IV. Municipal Immunity
The defendants assert that they are entitled to summary judgment pursuant to the theory of municipal immunity because the plaintiffs seek relief in the form of monetary damages. If the defendants are asserting that the doctrine of municipal immunity precludes the plaintiffs from obtaining monetary relief, their assertion applies only to the plaintiffs' prayer for relief. "[A] prayer for relief does not constitute a cause of action and, thus, a motion to strike rather than a motion for summary judgment, is the only pretrial method to attack a prayer for relief." Dallicker v. Maritime Center of Norwalk Inc., Superior Court, judicial district of Stamford/Norwalk at Stamford, Docket No. 130200 (April 15, 1997, Lewis, J.). See alsoSeymour Board of Finance v. O'Toole, Superior Court, judicial district of Ansonia/Milford at Milford, Docket No. 59079 (July 31, 1997, Thompson, J.) ( 20 Conn.L.Rptr. 215); Hoey v. Textron, Inc., Superior Court, judicial district of Fairfield at Bridgeport, Docket No. 270203 (March 17, 1994, Rodriquez, J.) ( 9 C.S.C.R. 423); Practice Book § 10-39(a).

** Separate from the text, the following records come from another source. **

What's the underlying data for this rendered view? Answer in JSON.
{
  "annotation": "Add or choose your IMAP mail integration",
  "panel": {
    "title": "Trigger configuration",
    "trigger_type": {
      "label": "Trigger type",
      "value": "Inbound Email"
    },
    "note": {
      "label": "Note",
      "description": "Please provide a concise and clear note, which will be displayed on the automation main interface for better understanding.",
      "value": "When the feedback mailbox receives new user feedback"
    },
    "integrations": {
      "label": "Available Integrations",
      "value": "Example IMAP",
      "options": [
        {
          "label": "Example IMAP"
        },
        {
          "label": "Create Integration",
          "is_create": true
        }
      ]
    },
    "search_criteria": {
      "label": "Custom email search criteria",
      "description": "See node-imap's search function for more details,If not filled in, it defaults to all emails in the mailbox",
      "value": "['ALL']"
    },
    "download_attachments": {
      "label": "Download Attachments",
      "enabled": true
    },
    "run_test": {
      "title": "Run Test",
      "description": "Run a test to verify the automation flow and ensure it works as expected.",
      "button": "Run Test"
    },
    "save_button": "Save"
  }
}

In the prayer for relief attached to the substituted complaint, the plaintiffs claim, inter alia, that they are entitled to "[m]oney damages, consisting of back pay, front pay, seniority rights, pension benefits and all other benefits that would nave accrued to plaintiffs had they been hired as firefighters in September, 1997 and for other money damages within the jurisdictional limits of the Superior Court." (Claims for Relief, ¶ 2.)
If, on the other hand, they are asserting that municipal immunity precludes the plaintiffs from bringing a cause of action in quo warranto, regardless of the relief sought, their assertion would negate one of the primary purposes for this cause of action. Indeed, the statute that the defendants cite in support of their assertion of immunity provides that a municipality may be held liable for damages caused by discretionary acts or omissions if "otherwise provided by law. . . ." General Statutes § 52-557n (a) (2) (B). As noted above, a cause of action in quo warranto is expressly authorized by General Statutes § 52-491. Thus even if an action in quo warranto might not provide for the specific monetary damages claimed by the plaintiffs, such an action is clearly authorized by law. Moreover, General Statutes § 52-493 provides, "[a]ny court having cognizance of writs of . . . quo warranto . . . may, in any action pending before it, make any order, interlocutory or final, in the nature of any such writ, to the extent of its jurisdiction, so far as it may appear to be an appropriate form of relief."
The defendants have not established that they are entitled to summary judgment as a matter of law. Thus, their motion for summary judgment is denied.